You can technically use the language model as a data model. That was the quick hack that started it all, autocomplete on a question produces the answer, yes.
However it's clear that we are moving towards separating the data and the language model. Even base chatgpt is given Search Tools and python Tools instead of producing them by text, the tool call itself may be generated by the model though.
You can for sure use a pure LLM to ask it questions about tax code, but we'll probably see specific tools that only contain canon law and kosher case law, and sources it properly. Y'know instead of halucinating
I guess as long as it's for entertainment purposes only. I'm going to file "actually following tax/legal advice from a potentially hallucinating LLM" under NOPE.
The super obvious workflow is to query for an idea in natural English and then verify or ask the LLM to provide the paths it was following.
It begs the question why you assume the parent comment was going to blindly follow the LLMs output.
> It begs the question why you assume the parent comment was going to blindly follow the LLMs output.
Many people do
> As a work of the United States Government, this project is in the public domain within the United States.
What does it mean for the license to say "within the US"?
Does this mean this software cannot be used outside the US?
> What does it mean for the license to say "within the US"?
It means exactly what it says; you have to read the whole thing (or at least the two sentences before the CC 1.0 Universal text, which is the operative mechanism by which the second sentence is effected), not a fraction of the first sentence.
> Does this mean this software cannot be used outside the US?
No. The license explains two things:
(1) Without any license, this is automatically public domain in the US because it is a federal government work.
(2) The federal government (as the owner of the copyright at creation outside the United States, at least anywhere that applies the common rules underlying the Berne Convention) waives copyright worldwide, and does so via the CC 1.0 Universal declaration (the text of which is then included.)
So, it is, to the extent that this is legally possible, copyright-free globally.
Some countries don't recognize the concept of Public Domain works. In the US, many government works are Public Domain as a matter of law. This creates complications internationally in those countries that don't recognize the legitimacy of Public Domain as a legal concept. Nonetheless, the US still wants to make it available internationally.
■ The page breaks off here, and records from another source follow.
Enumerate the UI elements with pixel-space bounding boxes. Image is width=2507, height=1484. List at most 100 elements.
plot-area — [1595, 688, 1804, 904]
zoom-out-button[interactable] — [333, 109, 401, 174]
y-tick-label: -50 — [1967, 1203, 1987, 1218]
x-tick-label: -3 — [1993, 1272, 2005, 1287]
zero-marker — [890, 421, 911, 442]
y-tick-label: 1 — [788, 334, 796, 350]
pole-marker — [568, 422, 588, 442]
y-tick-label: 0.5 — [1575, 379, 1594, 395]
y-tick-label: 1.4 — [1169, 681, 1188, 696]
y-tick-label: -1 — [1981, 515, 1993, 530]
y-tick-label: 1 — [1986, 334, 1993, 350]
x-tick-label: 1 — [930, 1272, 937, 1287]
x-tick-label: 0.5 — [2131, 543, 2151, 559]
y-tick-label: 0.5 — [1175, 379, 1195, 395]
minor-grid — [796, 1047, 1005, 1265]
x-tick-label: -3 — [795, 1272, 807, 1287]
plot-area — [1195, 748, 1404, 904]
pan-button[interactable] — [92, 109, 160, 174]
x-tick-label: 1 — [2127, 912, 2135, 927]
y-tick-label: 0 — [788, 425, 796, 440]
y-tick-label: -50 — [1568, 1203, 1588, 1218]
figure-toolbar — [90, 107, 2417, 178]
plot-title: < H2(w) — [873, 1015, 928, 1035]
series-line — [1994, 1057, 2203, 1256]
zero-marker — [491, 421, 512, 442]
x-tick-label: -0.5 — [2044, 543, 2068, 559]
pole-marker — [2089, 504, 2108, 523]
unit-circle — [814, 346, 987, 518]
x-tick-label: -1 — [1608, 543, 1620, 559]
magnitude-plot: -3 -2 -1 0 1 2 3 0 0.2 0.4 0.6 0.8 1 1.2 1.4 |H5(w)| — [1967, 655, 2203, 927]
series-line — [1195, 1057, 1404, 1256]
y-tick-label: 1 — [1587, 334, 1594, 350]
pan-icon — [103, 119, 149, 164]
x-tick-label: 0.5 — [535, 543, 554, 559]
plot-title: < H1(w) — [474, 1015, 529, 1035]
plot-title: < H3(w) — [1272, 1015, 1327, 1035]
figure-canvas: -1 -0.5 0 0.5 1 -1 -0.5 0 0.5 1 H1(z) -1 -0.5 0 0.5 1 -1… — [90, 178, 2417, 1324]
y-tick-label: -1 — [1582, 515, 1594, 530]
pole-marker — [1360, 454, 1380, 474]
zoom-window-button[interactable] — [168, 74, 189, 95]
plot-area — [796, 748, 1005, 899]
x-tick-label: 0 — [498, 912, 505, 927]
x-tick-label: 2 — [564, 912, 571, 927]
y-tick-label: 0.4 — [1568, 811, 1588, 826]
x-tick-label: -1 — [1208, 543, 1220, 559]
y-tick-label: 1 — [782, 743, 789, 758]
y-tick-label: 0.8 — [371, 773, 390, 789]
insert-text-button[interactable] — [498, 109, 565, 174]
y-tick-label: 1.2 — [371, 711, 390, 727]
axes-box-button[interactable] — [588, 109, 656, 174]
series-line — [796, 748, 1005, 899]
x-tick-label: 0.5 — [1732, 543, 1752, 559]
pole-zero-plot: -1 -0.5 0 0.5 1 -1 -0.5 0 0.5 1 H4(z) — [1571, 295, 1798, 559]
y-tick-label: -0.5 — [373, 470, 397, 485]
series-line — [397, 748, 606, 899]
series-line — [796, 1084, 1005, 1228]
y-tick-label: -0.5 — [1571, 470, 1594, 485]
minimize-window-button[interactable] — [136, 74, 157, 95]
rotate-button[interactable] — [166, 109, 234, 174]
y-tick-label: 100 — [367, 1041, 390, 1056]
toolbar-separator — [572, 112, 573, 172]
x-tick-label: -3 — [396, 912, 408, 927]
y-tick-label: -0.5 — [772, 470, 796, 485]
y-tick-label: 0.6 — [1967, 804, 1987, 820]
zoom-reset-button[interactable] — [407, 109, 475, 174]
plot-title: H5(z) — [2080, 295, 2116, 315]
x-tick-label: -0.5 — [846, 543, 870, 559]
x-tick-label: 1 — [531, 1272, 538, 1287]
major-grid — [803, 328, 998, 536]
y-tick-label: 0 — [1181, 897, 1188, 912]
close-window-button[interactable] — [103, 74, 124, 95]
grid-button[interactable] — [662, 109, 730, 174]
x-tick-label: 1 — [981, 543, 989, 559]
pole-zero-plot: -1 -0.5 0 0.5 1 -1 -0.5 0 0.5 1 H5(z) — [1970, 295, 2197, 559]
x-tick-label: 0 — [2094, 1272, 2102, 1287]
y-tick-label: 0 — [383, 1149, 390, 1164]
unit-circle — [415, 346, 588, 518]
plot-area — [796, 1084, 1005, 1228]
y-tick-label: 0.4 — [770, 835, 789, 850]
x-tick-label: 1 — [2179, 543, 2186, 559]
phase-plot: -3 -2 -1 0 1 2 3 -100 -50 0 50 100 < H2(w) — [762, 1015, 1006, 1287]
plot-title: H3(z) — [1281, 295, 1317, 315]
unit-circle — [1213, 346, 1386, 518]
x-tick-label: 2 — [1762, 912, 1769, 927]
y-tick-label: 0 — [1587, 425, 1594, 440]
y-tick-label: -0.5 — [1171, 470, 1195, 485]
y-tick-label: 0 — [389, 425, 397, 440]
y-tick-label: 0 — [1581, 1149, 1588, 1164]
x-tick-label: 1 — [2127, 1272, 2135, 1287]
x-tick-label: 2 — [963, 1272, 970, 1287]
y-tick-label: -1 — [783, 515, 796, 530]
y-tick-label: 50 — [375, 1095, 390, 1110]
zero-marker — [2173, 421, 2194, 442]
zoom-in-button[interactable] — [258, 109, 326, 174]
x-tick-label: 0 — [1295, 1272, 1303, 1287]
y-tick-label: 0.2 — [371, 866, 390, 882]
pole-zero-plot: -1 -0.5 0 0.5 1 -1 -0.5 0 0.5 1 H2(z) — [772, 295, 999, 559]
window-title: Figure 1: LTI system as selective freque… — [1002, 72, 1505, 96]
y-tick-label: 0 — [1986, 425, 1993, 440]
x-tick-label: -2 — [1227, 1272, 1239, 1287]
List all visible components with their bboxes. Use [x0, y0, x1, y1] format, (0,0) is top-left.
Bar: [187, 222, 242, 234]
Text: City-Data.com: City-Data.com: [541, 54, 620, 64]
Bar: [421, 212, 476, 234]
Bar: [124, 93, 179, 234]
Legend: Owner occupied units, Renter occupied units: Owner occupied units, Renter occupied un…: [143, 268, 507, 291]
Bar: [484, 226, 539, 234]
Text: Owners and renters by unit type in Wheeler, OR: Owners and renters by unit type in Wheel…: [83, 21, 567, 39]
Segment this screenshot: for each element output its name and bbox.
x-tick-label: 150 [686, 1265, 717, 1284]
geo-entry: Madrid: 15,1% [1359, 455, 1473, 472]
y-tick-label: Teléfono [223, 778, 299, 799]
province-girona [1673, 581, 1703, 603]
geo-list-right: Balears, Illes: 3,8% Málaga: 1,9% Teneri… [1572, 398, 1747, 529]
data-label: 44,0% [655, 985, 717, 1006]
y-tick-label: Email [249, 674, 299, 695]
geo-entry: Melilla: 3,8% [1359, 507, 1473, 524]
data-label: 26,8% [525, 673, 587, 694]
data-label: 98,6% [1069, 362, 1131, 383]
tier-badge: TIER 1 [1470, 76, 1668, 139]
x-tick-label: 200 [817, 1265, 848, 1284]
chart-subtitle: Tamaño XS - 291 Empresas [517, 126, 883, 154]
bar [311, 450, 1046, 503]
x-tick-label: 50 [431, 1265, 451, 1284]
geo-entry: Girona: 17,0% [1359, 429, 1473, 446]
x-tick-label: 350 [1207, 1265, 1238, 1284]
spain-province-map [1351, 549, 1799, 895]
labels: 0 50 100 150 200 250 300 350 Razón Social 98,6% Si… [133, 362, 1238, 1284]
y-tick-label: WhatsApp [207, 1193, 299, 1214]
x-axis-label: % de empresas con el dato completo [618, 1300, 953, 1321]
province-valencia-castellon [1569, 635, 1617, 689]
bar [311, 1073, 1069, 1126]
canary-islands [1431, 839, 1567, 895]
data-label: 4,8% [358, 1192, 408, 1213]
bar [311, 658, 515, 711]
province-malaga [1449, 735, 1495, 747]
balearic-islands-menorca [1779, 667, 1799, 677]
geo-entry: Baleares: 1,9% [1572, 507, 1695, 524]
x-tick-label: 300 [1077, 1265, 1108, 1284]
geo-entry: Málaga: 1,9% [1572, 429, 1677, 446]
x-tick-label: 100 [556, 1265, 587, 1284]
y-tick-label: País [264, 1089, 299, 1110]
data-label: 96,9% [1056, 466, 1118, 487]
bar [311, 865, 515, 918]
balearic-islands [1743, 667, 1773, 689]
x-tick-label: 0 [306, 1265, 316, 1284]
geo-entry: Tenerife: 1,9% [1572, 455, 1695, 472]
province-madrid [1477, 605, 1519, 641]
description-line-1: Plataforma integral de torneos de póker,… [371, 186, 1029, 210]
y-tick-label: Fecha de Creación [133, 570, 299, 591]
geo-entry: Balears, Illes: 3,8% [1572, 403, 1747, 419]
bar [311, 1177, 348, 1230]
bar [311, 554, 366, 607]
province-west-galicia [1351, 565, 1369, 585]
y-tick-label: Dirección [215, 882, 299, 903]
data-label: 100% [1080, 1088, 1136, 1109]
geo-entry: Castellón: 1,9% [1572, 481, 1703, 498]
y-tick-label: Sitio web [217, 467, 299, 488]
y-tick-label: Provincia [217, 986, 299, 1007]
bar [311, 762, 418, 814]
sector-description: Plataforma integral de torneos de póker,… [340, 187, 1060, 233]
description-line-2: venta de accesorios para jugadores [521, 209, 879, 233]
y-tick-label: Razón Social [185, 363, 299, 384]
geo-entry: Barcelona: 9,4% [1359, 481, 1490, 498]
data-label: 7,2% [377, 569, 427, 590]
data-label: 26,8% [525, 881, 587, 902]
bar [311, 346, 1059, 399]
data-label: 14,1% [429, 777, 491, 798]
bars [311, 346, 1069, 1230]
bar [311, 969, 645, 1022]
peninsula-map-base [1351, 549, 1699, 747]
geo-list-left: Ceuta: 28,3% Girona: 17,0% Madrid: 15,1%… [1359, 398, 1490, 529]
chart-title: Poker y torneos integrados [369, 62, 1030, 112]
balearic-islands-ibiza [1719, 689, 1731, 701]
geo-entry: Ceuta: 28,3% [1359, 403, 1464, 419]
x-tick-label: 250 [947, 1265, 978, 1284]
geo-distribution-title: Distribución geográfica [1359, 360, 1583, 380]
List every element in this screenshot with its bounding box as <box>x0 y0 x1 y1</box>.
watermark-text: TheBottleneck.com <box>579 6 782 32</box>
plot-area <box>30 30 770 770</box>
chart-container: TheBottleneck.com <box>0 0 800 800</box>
To satisfy these conflicting requirements, the US government places it in the Public Domain in the US to satisfy US law. Additionally, they make it available internationally under a license that approximates the intent of Public Domain while still being recognized as a legally valid thing.
Good question. Copyright laws are country-specific, right? So perhaps it is just trying to be clear that there is no license being asserted outside of the US.
Licenses are offered or granted (they are permissions from the copyright holder), not asserted.
My eyes read Scala but my brain was thinking Clojure, so I was a bit confused on why there weren’t any parentheses for the first couple of seconds looking at the source.
Are the rules versioned somehow? I didn't see that.
This was such a fun neat part of the Direct File code drop 5 months ago. https://news.ycombinator.com/item?id=44131901
In particular there's a pretty nice inline tutorial that's still there in that release: https://github.com/IRS-Public/direct-file/blob/main/direct-f...
How can this be used to hack to save money !!
Surprised to learn we still have an IRS
Scala mentioned
[flagged]
Why would I want to use this over Prolog/Datalog?
Because prolog/datalog don't offer a list of questions that you can ask based on context to calculate someone's US taxes.
That's the database you consult(). Doing income taxes is well-suited to traditional logic programming.
This is a bit like asking "why would I use my car's schematics instead of a wrench".
This is the rules engine's details. You could use it to build the logic and traversal in whatever language you like.
I think they're asking why you would build a rules engine and fact graph instead of "just" encoding it in Datalog.